Sociedade


Presidente


Caros Colegas,imagem: foto_dr_pedro_correia_da_silva.jpg

Desde o Novembro de 2016 a Sociedade Portuguesa de Coloproctologia elegeu nova Direção, a que presido com muita honra. Os novos corpos gerentes foram constituídos de uma forma que se quis harmónica conjugando a experiencia e a juventude.

A peculiaridade da sua constituição envolver gastrenterologistas e cirurgiões de forma paritária tem criado sinergias que a tem vindo a projetar no panorama científico médico em Portugal. Acompanhei desde a sua formação a Sociedade Portuguesa de Coloproctologia tendo desde há muitos anos vindo a ocupar com empenho vários cargos na Direcção. De Vogal a Secretário-geral, Vice-presidente, Presidente eleito e Presidente efetivo. Foi uma vida de dedicação a esta Sociedade. Não posso assim falar de desafio quando o que se passa é uma mera mudança de função. Como agora se costuma dizer a SPCP é a minha área de conforto…

A primeira palavra de gratidão deve dirigir-se aos fundadores e a todos os que nos mandatos passados garantiram a existência e engrandecimento da SPCP.

Por todo o trabalho generoso anteriormente desenvolvido, iniciamos o atual mandato num cenário particularmente feliz num Congresso que foi do ponto de vista científico e social um êxito, com uma Revista a dar mostras de grande vitalidade e com a sobrevivência material a curto e médio prazo assegurada por depósitos bancários confortáveis.

O grande objetivo das Sociedades científicas sejam elas quais forem é promoverem o aprofundamento do conhecimento na área a que se dedicam, e a SPCP não pode fugir a esta regra.
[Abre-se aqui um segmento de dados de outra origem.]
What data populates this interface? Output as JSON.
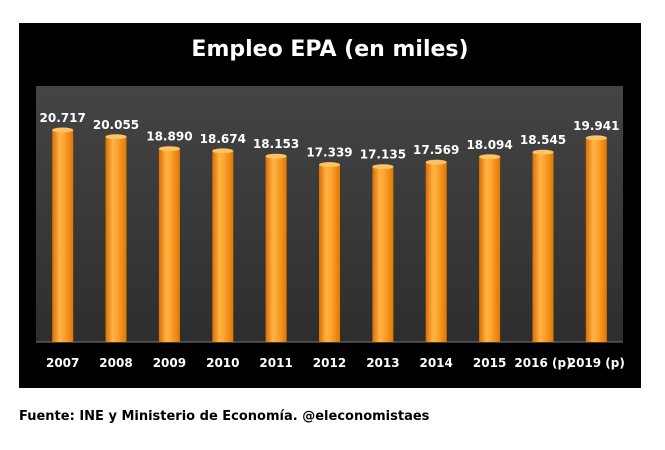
{
  "chart_data": {
    "type": "bar",
    "title": "Empleo EPA (en miles)",
    "xlabel": "",
    "ylabel": "",
    "categories": [
      "2007",
      "2008",
      "2009",
      "2010",
      "2011",
      "2012",
      "2013",
      "2014",
      "2015",
      "2016 (p)",
      "2019 (p)"
    ],
    "values": [
      20717,
      20055,
      18890,
      18674,
      18153,
      17339,
      17135,
      17569,
      18094,
      18545,
      19941
    ],
    "value_labels": [
      "20.717",
      "20.055",
      "18.890",
      "18.674",
      "18.153",
      "17.339",
      "17.135",
      "17.569",
      "18.094",
      "18.545",
      "19.941"
    ],
    "ylim": [
      0,
      22000
    ],
    "grid": false,
    "legend": "none",
    "colors": {
      "bar": "#f7941d",
      "plot_background": "#3a3a3a",
      "frame_background": "#000000",
      "text": "#ffffff"
    }
  },
  "footer": {
    "source": "Fuente: INE y Ministerio de Economía. @eleconomistaes"
  }
}
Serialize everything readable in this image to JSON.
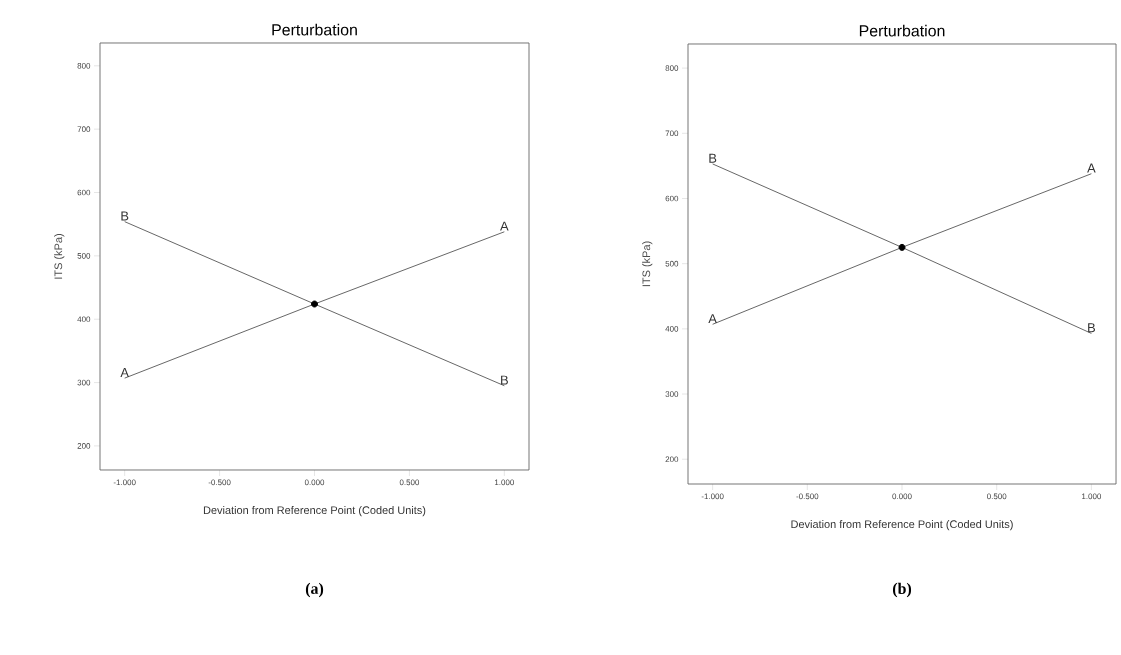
{
  "chart_data": [
    {
      "type": "line",
      "title": "Perturbation",
      "xlabel": "Deviation from Reference Point (Coded Units)",
      "ylabel": "ITS (kPa)",
      "xlim": [
        -1.13,
        1.13
      ],
      "ylim": [
        162,
        836
      ],
      "xticks": [
        {
          "value": -1,
          "label": "-1.000"
        },
        {
          "value": -0.5,
          "label": "-0.500"
        },
        {
          "value": 0,
          "label": "0.000"
        },
        {
          "value": 0.5,
          "label": "0.500"
        },
        {
          "value": 1,
          "label": "1.000"
        }
      ],
      "yticks": [
        200,
        300,
        400,
        500,
        600,
        700,
        800
      ],
      "grid": false,
      "legend": false,
      "marker": "none",
      "line_style": "solid",
      "annotations": [
        "(a)"
      ],
      "series": [
        {
          "name": "A",
          "x": [
            -1,
            0,
            1
          ],
          "values": [
            307,
            424,
            538
          ],
          "color": "#555555"
        },
        {
          "name": "B",
          "x": [
            -1,
            0,
            1
          ],
          "values": [
            554,
            424,
            295
          ],
          "color": "#555555"
        },
        {
          "type": "scatter",
          "x": [
            0
          ],
          "values": [
            424
          ],
          "color": "#000000"
        }
      ]
    },
    {
      "type": "line",
      "title": "Perturbation",
      "xlabel": "Deviation from Reference Point (Coded Units)",
      "ylabel": "ITS (kPa)",
      "xlim": [
        -1.13,
        1.13
      ],
      "ylim": [
        162,
        837
      ],
      "xticks": [
        {
          "value": -1,
          "label": "-1.000"
        },
        {
          "value": -0.5,
          "label": "-0.500"
        },
        {
          "value": 0,
          "label": "0.000"
        },
        {
          "value": 0.5,
          "label": "0.500"
        },
        {
          "value": 1,
          "label": "1.000"
        }
      ],
      "yticks": [
        200,
        300,
        400,
        500,
        600,
        700,
        800
      ],
      "grid": false,
      "legend": false,
      "marker": "none",
      "line_style": "solid",
      "annotations": [
        "(b)"
      ],
      "series": [
        {
          "name": "A",
          "x": [
            -1,
            0,
            1
          ],
          "values": [
            407,
            525,
            638
          ],
          "color": "#555555"
        },
        {
          "name": "B",
          "x": [
            -1,
            0,
            1
          ],
          "values": [
            653,
            525,
            393
          ],
          "color": "#555555"
        },
        {
          "type": "scatter",
          "x": [
            0
          ],
          "values": [
            525
          ],
          "color": "#000000"
        }
      ]
    }
  ]
}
Numa área médica as responsabilidades pelo aumento de eficácia dos profissionais no tratamento dos doentes e a necessidade de interessar cada vez mais jovens médicos pela Coloproctologia são obviamente objetivos de todas as Direções da SPCP.

Se o conhecimento não for promovido, o objetivo das Sociedades Científicas é desvirtuado. O entesouramento não pode ser a vocação de uma Sociedade Científica e o dinheiro que se amealha deve ser investido na divulgação e aprofundamento do conhecimento.

Conforme a opinião dos sócios recolhida na Assembleia Geral eleitoral a atual Direcção patrocinará Bolsas de investigação e de estágios em Centros de referência em Coloproctologia. Os referidos subsídios serão atribuídos pela SPCP segundo regulamentos que estão a ser redigidos e serão aprovados brevemente.

As Reuniões Regionais especialmente vocacionadas para contacto com os colegas da Medicina Geral e Familiar vão-se manter, estando já previstos para 2017 encontros em Vila Real, Covilhã e Portimão.

O Médico de Família tem forçosamente que ser o primeiro responsável pela orientação atempada dos casos clínicos, apurando a sua capacidade diagnóstica e respeitando aquilo que ditam guidelines reconhecidas. Algumas delas foram mesmo já propostas pela SPCP e serão alvo de maior divulgação durante o mandato da atual Direcção.

Sem dúvida que o maior desafio será o reconhecimento da Coloproctologia como uma competência interdisciplinar. Tal facto implicará uma revolução na forma de encarar a formação e a titulação pós-graduada, ao admitir que fossem reconhecidos gastrenterologistas ou cirurgiões que demonstrem vocação e competência para esta área da medicina.

Dois anos passam depressa…tudo faremos para servir com humildade, e poder em 2018, entregar aos que nos sucederem uma SPCP ainda maior.